We're trading off avaiability, consistency and complexity. To address the last question first: Does this matter? Yes very much! The choices concerning how your data is to be managed is absolutely fundamental, and there's no "Best Practice" dodging the decisions. You need to understand your particular requirements.
There's a fundamental tension:
One copy: consistency is easy, but if it happens to be down everybody is out of the water, and if people are remote then may pay horrid communication costs. Bring portable devices, which may need to operate disconenected, into the picture and one copy won't cut it.
Master Slave: consistency is not too difficult because each piece of data has exactly one owning master. But then what do you do if you can't see that master, some kind of postponed work is needed.

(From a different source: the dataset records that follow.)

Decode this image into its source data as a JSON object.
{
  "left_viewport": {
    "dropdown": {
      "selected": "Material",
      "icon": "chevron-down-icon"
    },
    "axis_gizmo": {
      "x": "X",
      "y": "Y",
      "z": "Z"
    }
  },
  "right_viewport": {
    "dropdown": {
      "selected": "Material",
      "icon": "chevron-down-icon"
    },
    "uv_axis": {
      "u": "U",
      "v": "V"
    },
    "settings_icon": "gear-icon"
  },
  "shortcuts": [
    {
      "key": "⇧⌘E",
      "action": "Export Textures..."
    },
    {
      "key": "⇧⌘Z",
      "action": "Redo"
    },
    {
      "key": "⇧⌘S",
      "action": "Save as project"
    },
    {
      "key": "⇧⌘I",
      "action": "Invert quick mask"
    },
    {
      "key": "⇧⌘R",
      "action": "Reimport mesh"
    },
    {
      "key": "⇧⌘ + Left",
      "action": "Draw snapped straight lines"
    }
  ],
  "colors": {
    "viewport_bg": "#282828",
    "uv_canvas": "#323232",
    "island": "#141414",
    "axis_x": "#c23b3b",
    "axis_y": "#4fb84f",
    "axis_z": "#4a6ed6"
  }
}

Master-Master: well if you can make it work then it seems to offer everything, no single point of failure, everyone can work all the time. Trouble is it very hard to preserve absolute consistency. See the wikipedia article for more.

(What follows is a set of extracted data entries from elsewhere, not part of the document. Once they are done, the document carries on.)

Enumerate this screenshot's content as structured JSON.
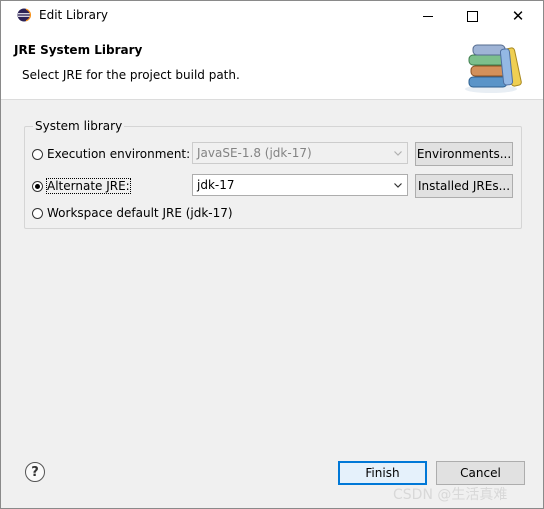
{
  "window": {
    "title": "Edit Library",
    "controls": {
      "minimize": "minimize",
      "maximize": "maximize",
      "close": "✕"
    }
  },
  "banner": {
    "title": "JRE System Library",
    "description": "Select JRE for the project build path."
  },
  "group": {
    "label": "System library",
    "options": [
      {
        "label": "Execution environment:",
        "selected": false
      },
      {
        "label": "Alternate JRE:",
        "selected": true
      },
      {
        "label": "Workspace default JRE (jdk-17)",
        "selected": false
      }
    ],
    "exec_env_combo": {
      "value": "JavaSE-1.8 (jdk-17)",
      "enabled": false
    },
    "alt_jre_combo": {
      "value": "jdk-17",
      "enabled": true
    },
    "environments_button": "Environments...",
    "installed_jres_button": "Installed JREs..."
  },
  "footer": {
    "help_label": "?",
    "finish_label": "Finish",
    "cancel_label": "Cancel"
  },
  "watermark": "CSDN @生活真难",
  "colors": {
    "accent": "#0078d7",
    "dialog_bg": "#f0f0f0",
    "button_bg": "#e1e1e1"
  }
}
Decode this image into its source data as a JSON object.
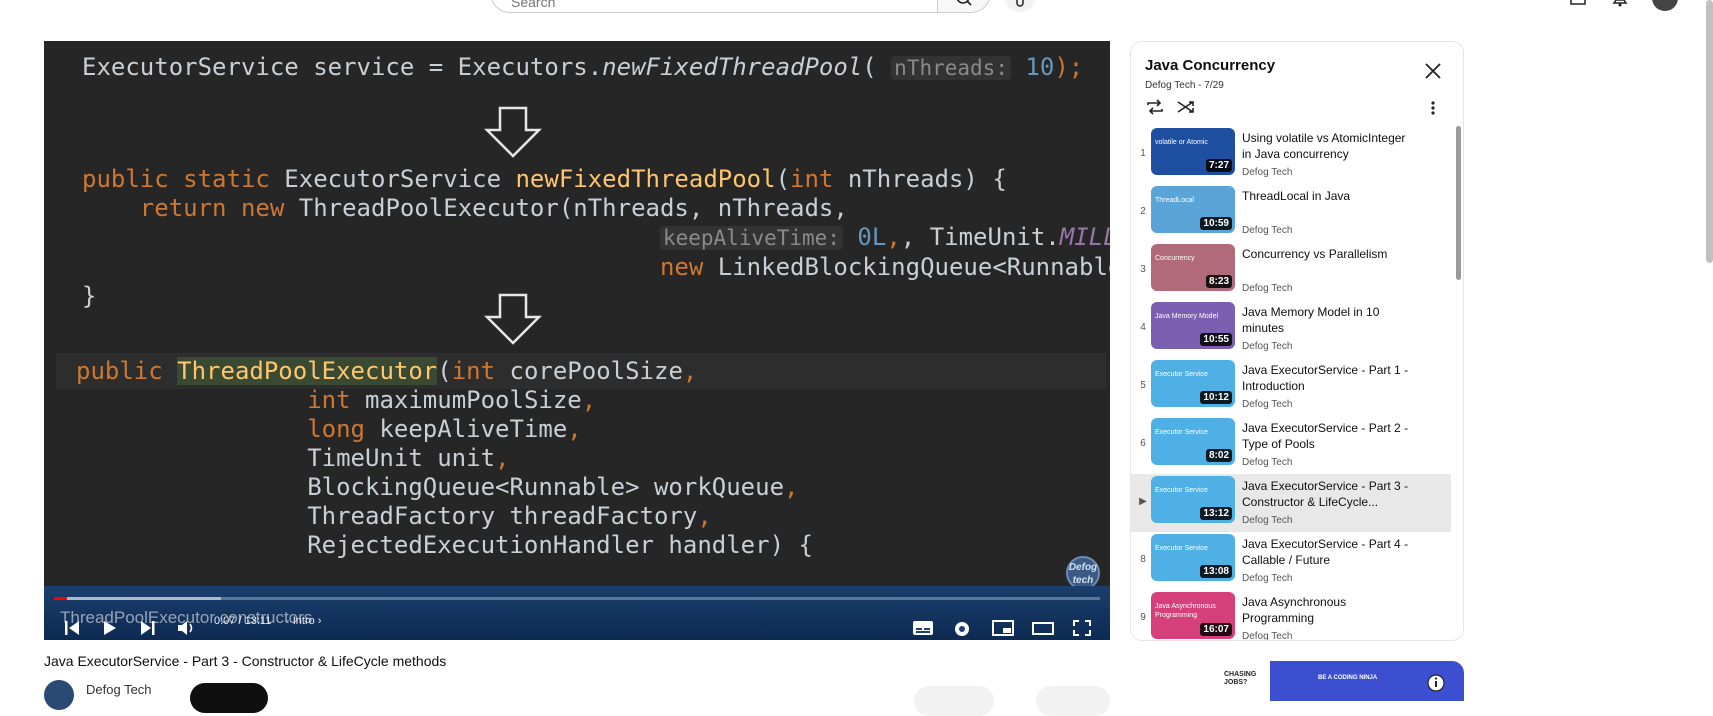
{
  "topbar": {
    "search_placeholder": "Search"
  },
  "player": {
    "code_line1_a": "ExecutorService service = Executors.",
    "code_line1_fn": "newFixedThreadPool",
    "code_line1_paren": "(",
    "code_line1_hint": "nThreads:",
    "code_line1_num": "10",
    "code_line1_end": ");",
    "code_b1_kw": "public static",
    "code_b1_type": " ExecutorService ",
    "code_b1_fn": "newFixedThreadPool",
    "code_b1_rest_a": "(",
    "code_b1_int": "int",
    "code_b1_rest_b": " nThreads) {",
    "code_b2_ret": "    return new",
    "code_b2_rest": " ThreadPoolExecutor(nThreads, nThreads,",
    "code_b3_hint": "keepAliveTime:",
    "code_b3_num": " 0L",
    "code_b3_rest": ", TimeUnit.",
    "code_b3_const": "MILLISECONDS",
    "code_b3_comma": ",",
    "code_b4_new": "new",
    "code_b4_rest": " LinkedBlockingQueue<Runnable>());",
    "code_b5": "}",
    "code_c1_kw": "public ",
    "code_c1_fn": "ThreadPoolExecutor",
    "code_c1_paren": "(",
    "code_c1_int": "int",
    "code_c1_rest": " corePoolSize",
    "code_c1_comma": ",",
    "code_c2_int": "int",
    "code_c2_rest": " maximumPoolSize",
    "code_c2_comma": ",",
    "code_c3_long": "long",
    "code_c3_rest": " keepAliveTime",
    "code_c3_comma": ",",
    "code_c4": "TimeUnit unit",
    "code_c4_comma": ",",
    "code_c5": "BlockingQueue<Runnable> workQueue",
    "code_c5_comma": ",",
    "code_c6": "ThreadFactory threadFactory",
    "code_c6_comma": ",",
    "code_c7": "RejectedExecutionHandler handler) {",
    "logo_text": "Defog tech",
    "chapter_overlay": "ThreadPoolExecutor constructors",
    "time": "0:07 / 13:11",
    "chapter": "· Intro ›",
    "progress_played": 0.012,
    "progress_buffered": 0.16
  },
  "video": {
    "title": "Java ExecutorService - Part 3 - Constructor & LifeCycle methods",
    "channel": "Defog Tech"
  },
  "playlist": {
    "title": "Java Concurrency",
    "subtitle": "Defog Tech - 7/29",
    "items": [
      {
        "index": "1",
        "title": "Using volatile vs AtomicInteger in Java concurrency",
        "channel": "Defog Tech",
        "duration": "7:27",
        "thumb_text": "volatile or Atomic",
        "thumb_color": "#1e4fa0"
      },
      {
        "index": "2",
        "title": "ThreadLocal in Java",
        "channel": "Defog Tech",
        "duration": "10:59",
        "thumb_text": "ThreadLocal",
        "thumb_color": "#5aa5d8"
      },
      {
        "index": "3",
        "title": "Concurrency vs Parallelism",
        "channel": "Defog Tech",
        "duration": "8:23",
        "thumb_text": "Concurrency",
        "thumb_color": "#b06a7a"
      },
      {
        "index": "4",
        "title": "Java Memory Model in 10 minutes",
        "channel": "Defog Tech",
        "duration": "10:55",
        "thumb_text": "Java Memory Model",
        "thumb_color": "#7b5fb0"
      },
      {
        "index": "5",
        "title": "Java ExecutorService - Part 1 - Introduction",
        "channel": "Defog Tech",
        "duration": "10:12",
        "thumb_text": "Executor Service",
        "thumb_color": "#4fb0e6"
      },
      {
        "index": "6",
        "title": "Java ExecutorService - Part 2 - Type of Pools",
        "channel": "Defog Tech",
        "duration": "8:02",
        "thumb_text": "Executor Service",
        "thumb_color": "#4fb0e6"
      },
      {
        "index": "▶",
        "title": "Java ExecutorService - Part 3 - Constructor & LifeCycle...",
        "channel": "Defog Tech",
        "duration": "13:12",
        "thumb_text": "Executor Service",
        "thumb_color": "#4fb0e6"
      },
      {
        "index": "8",
        "title": "Java ExecutorService - Part 4 - Callable / Future",
        "channel": "Defog Tech",
        "duration": "13:08",
        "thumb_text": "Executor Service",
        "thumb_color": "#4fb0e6"
      },
      {
        "index": "9",
        "title": "Java Asynchronous Programming",
        "channel": "Defog Tech",
        "duration": "16:07",
        "thumb_text": "Java Asynchronous Programming",
        "thumb_color": "#d6407a"
      }
    ]
  },
  "ad": {
    "left_text": "CHASING JOBS?",
    "right_text": "BE A CODING NINJA"
  },
  "colors": {
    "player_bg": "#262626",
    "keyword": "#cc7832",
    "function": "#ffc66d",
    "number": "#6897bb",
    "constant": "#9876aa",
    "progress": "#ff0000"
  }
}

Wikipedia seems to have a nice summary of the advantages and disadvantages
Advantages
If one master fails, other masters will continue to update the
database.
Masters can be located in several physical sites i.e.
distributed across the network.
Disadvantages
Most multi-master replication systems are only loosely consistent,
i.e. lazy and asynchronous, violating ACID properties.
Eager replication systems are complex and introduce some
communication latency.
Issues such as conflict resolution can become intractable as
the number of nodes involved rises and the required latency decreases.